Flying Forest’s project in Iisalmi, Finland, will convert local wood waste into SAF using advanced methanol-to-jet technology. The facility aims to produce 200,000 tons of SAF annually across three production lines, with potential for expansion.
The project utilizes Finland’s abundant forestry residues. Flying Forest has agreements with local sawmills to access up to 3.75 million tons of co-products and round wood each year. This supply strategy promotes a circular economy by turning waste into valuable fuel.
Paul Groves, CEO of Flying Forest, said the partnership helps scale SAF by creating innovative commercial models. He explained that the collaboration aims to drive investment and accelerate SAF deployment worldwide.
The partnership addresses a key industry challenge: securing stable, long-term contracts for project financing while providing airlines with competitive prices. ATOBA’s aggregation model offers Flying Forest bankable offtake commitments and gives airlines access to diversified SAF supply at market rates.
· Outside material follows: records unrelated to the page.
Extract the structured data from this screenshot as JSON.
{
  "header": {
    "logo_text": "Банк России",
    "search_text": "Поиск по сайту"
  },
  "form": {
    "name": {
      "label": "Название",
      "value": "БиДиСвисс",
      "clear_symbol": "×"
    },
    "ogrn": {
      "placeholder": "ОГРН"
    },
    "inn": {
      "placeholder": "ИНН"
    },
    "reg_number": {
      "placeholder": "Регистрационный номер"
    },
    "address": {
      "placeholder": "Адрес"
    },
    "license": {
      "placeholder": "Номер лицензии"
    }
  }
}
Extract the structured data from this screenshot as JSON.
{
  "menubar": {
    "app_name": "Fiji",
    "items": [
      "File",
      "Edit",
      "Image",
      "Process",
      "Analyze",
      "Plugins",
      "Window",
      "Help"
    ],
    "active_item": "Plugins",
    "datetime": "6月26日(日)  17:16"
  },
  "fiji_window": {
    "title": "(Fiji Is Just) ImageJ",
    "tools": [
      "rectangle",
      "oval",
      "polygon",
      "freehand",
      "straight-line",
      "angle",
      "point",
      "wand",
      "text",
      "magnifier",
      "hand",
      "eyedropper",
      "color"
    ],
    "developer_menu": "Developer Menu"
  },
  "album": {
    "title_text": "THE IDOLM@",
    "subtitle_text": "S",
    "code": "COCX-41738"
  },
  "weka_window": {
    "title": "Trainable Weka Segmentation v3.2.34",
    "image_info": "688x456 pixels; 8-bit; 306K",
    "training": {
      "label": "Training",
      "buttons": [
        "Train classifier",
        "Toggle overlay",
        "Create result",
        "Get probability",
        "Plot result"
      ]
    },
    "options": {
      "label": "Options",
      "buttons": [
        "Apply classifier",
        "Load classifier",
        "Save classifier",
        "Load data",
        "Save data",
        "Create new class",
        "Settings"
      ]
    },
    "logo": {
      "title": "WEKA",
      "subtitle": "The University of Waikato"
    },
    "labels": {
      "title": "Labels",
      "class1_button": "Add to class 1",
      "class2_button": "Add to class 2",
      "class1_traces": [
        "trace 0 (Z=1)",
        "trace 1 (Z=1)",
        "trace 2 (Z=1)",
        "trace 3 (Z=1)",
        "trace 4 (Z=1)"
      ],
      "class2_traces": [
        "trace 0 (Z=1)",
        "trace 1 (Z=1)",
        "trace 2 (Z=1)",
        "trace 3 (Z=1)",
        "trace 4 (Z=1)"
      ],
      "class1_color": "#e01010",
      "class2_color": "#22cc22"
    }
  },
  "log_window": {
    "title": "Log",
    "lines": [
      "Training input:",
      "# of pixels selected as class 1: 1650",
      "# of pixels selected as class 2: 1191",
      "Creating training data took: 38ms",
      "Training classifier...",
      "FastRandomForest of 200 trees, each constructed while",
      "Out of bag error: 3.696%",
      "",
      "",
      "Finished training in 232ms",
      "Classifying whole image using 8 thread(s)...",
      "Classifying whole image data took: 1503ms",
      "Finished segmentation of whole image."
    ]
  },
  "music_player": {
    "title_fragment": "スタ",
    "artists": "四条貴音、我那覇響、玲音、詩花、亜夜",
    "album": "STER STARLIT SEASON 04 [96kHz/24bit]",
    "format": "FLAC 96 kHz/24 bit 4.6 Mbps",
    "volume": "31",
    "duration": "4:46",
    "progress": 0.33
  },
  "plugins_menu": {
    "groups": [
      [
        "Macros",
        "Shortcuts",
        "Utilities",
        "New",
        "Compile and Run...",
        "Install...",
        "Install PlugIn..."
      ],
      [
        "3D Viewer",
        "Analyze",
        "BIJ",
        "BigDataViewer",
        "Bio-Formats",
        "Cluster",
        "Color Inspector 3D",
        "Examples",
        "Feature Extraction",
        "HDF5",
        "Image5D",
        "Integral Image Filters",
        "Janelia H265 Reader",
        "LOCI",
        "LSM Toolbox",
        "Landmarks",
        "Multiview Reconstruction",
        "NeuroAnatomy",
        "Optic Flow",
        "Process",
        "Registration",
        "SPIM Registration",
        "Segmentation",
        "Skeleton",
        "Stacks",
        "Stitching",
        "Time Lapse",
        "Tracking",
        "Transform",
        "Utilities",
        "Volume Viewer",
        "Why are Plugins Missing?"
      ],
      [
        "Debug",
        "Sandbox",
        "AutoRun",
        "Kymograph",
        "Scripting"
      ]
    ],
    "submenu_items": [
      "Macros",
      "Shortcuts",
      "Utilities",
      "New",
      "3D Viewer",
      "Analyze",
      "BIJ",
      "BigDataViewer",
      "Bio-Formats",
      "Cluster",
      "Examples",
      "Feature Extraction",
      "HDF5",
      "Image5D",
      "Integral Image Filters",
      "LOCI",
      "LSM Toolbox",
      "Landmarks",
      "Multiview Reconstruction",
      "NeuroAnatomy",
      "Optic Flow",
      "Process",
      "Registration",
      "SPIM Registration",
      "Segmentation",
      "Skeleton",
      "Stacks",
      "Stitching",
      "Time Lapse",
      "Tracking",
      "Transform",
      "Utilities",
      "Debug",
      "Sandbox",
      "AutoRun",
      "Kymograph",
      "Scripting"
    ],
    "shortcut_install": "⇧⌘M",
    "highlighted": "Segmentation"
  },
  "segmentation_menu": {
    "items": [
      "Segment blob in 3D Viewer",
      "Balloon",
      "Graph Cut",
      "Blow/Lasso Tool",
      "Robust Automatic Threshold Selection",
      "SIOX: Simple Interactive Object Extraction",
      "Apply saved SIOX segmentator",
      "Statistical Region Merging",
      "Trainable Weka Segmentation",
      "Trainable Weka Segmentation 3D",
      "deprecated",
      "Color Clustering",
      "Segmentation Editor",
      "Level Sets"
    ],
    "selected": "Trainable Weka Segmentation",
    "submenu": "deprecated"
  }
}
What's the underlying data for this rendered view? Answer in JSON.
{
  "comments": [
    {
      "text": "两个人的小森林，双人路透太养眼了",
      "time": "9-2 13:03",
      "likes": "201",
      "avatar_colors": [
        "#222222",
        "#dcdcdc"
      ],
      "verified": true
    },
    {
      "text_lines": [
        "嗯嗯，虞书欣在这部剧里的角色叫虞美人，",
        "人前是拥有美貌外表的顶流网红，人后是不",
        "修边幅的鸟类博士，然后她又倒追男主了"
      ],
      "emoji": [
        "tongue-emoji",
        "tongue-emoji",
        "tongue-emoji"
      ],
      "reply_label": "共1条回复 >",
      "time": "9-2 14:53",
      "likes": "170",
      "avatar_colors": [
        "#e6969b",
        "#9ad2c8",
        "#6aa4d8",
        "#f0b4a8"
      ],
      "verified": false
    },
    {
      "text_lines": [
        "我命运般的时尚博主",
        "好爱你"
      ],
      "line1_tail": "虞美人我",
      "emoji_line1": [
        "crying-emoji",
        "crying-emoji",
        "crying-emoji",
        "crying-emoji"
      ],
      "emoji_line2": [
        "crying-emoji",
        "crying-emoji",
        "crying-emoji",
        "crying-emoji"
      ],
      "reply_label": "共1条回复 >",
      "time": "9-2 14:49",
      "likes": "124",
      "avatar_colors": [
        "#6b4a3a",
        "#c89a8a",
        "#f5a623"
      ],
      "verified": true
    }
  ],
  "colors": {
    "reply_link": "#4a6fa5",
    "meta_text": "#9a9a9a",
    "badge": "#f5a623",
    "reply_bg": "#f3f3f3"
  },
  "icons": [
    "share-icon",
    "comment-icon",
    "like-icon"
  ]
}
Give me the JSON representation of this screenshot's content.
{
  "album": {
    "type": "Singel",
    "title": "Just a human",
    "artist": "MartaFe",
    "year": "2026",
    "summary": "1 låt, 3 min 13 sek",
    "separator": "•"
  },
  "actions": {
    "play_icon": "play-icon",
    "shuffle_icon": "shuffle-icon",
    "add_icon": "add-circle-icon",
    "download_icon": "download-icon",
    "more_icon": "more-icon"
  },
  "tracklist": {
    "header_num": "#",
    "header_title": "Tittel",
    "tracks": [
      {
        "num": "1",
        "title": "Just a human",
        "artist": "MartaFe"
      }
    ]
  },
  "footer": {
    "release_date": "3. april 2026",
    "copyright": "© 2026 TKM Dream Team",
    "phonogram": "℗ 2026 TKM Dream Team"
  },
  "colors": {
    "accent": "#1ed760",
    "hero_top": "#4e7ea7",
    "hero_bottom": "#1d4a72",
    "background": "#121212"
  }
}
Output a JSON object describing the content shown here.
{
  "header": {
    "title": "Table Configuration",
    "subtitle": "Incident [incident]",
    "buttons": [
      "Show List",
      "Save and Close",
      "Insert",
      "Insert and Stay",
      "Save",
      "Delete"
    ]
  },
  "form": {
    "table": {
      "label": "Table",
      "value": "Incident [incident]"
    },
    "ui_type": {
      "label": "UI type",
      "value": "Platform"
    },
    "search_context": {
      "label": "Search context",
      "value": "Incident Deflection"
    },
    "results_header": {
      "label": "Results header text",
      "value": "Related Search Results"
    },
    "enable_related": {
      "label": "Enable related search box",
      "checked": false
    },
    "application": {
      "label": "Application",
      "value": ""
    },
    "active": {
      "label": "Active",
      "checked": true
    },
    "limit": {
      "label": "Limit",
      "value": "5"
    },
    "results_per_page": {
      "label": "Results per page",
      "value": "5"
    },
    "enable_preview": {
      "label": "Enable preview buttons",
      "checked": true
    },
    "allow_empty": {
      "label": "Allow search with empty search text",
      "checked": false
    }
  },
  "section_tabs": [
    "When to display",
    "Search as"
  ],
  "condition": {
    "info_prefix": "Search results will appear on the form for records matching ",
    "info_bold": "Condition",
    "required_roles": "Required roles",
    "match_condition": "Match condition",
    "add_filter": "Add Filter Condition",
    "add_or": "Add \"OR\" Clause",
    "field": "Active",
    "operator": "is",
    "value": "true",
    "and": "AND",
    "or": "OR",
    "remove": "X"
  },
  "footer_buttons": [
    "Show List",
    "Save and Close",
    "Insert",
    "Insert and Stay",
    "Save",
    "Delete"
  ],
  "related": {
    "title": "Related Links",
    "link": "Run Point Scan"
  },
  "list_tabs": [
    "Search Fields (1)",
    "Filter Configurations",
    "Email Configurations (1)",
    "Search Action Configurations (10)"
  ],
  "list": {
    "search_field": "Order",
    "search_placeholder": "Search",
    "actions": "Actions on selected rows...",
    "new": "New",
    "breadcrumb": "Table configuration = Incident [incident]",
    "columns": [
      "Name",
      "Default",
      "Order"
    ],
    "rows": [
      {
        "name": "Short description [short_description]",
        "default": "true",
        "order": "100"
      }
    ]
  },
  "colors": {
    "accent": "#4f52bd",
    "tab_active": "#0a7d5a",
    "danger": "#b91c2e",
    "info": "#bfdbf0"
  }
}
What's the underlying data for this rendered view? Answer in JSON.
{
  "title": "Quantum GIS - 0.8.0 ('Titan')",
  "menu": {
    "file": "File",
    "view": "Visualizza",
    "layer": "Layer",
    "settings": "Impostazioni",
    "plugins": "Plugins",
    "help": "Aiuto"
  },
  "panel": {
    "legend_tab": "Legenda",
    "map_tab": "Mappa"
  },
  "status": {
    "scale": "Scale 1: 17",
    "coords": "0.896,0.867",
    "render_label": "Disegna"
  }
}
Arnaud Namer, CEO of ATOBA Energy, highlighted that Flying Forest’s technology enables cost-effective conversion of residues into SAF. Adding Flying Forest to ATOBA’s platform allows airlines to benefit from price stability and supports Flying Forest’s final investment decision.
This partnership marks a significant step forward in expanding sustainable aviation fuels. It demonstrates how innovative collaborations can help grow the SAF market and support a greener aviation industry.